Es la distinción que Paul Ricoeur realiza entre socius y prójimo. El primero sería «aquel a quien llego a través de su función social», es una relación mediata: sólo me interesa el otro… ‘en cuanto que’. Es un tipo de relación artificial, construida a raíz de la evolución de nuestra sociedad occidental procedimental, jurídica, económica. Pero ante el socius cotidiano, surgen ocasiones en que no lo consideramos como socius sino de otro modo, ocasiones que suponen una llamada a la toma de conciencia de que el otro no es un mero socius sino un prójimo. Como dice Ricoeur, «el sentido del prójimo es una invitación a situar exactamente el mal en esas pasiones específicas que se apegan al uso humano de los instrumentos», fruto de una razón instrumental (Weber) cuya consecuencia inevitable es también la instrumentalización del individuo para convertirlo —según Ricoeur— en socius. La consideración del otro como prójimo nos obliga a romper con esa estructura artificial de la sociedad, con esa existencia instrumental a la que nos aboca la forma de vida occidental para plantearnos otro tipo de existencia que la desborde, acaso una existencia más auténtica.

Lo que nos lleva a su vez a situar en otras categorías el análisis de la sociedad actual. Estamos acostumbrados a preocuparnos por toda esa actividad humana derivada de una tecnología divinizada que va en contra de la naturaleza, y eso sin duda está bien. Pero quizá tampoco debamos demonizar a la tecnología; deberíamos preguntarnos dos cosas: a) si puede darse una vida humana sin tecnología o si por el contrario —como ya decía Ortega— el ser humano es inevitablemente tecnológico ya desde la prehistoria; y b) si el criterio para enfocar ese problema no es tanto un criterio cuantitativo (que también) como cualitativo.
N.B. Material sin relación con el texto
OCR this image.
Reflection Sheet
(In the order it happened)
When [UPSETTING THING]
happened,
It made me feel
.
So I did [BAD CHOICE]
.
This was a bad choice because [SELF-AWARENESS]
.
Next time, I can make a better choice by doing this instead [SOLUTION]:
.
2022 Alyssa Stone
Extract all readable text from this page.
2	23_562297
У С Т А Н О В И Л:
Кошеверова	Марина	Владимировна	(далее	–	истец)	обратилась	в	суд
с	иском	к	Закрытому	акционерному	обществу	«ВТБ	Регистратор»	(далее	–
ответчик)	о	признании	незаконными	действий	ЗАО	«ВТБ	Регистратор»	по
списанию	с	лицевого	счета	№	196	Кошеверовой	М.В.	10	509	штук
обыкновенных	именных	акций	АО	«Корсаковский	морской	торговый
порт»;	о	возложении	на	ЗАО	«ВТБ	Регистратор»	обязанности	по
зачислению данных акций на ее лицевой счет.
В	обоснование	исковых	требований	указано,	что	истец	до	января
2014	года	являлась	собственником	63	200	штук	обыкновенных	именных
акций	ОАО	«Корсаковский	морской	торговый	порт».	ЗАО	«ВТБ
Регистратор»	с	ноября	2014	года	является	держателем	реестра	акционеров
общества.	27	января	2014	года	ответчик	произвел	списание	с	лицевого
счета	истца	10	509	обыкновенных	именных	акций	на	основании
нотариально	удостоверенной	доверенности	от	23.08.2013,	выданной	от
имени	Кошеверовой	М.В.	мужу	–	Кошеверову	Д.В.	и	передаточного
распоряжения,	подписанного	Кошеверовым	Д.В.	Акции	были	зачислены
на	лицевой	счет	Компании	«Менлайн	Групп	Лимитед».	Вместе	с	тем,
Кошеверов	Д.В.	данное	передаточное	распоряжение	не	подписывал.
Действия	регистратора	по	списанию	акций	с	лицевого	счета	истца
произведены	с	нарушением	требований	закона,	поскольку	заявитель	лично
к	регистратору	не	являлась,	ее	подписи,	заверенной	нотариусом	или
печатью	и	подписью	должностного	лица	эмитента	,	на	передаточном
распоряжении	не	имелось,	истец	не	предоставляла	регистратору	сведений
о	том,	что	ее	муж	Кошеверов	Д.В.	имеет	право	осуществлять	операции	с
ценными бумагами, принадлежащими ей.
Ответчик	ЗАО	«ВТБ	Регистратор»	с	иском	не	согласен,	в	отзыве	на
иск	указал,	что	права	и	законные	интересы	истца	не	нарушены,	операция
Ricoeur se pregunta si el peligro que acecha sobre la naturaleza y sobre nosotros mismos hay que ir a buscarlo en la fuente de la que surge el conflicto entre el socius y el prójimo.

«El mal de la existencia social del hombre moderno no está en ir contra la naturaleza; no carece de índole natural, sino de caridad. La crítica, por tanto, se equivoca por completo cuando la emprende contra el gigantismo de los aparatos industriales, sociales o políticos, como si hubiera una escala ‘humana’ inscrita en la naturaleza del hombre».

La consideración del otro como prójimo implica un cambio de clave, cambio desde el cual se puede observar cómo el entramado tecnocrático de nuestra sociedad posee la tendencia de acaparar para sí toda posibilidad de relación humana ajena a dicho procedimentalismo. Lo tecnocrático objetiva al ser humano, e impide cualquier tipo de relación personal. Hoy en día es común la relación de socius a socius, pero habrá que plantearse si responde a lo que podemos entender como relación personal, o si no supone una reducción inaceptable de lo que es una auténtica relación personal, aunque desgraciadamente sea algo extendido a muchos niveles sociales. Y si no se quiere vivir solamente en esa relación, sino que se busca una relación de un yo a un tú, de un prójimo a otro prójimo, habrá que preguntarse si las actuales estructuras sociales posibilitan dicho encuentro. Como nos dice Ricoeur, «lo social tiende a impedir el acceso a lo personal y a ocultar el misterio de las relaciones interhumanas».

Ya lo decía también Kant cuando hablaba de una ‘insociable sociabilidad’ en su reflexión sobre la sociedad universal. De hecho, la gran tarea de la política es establecer pacífica y constructivamente ese nexo entre lo social y su aparente carácter de insociable, entre la ética y la realidad de una vida que a menudo cae en lo perplejo y paradójico, en establecer puentes entre todas las rupturas que creamos entre las relaciones humanas…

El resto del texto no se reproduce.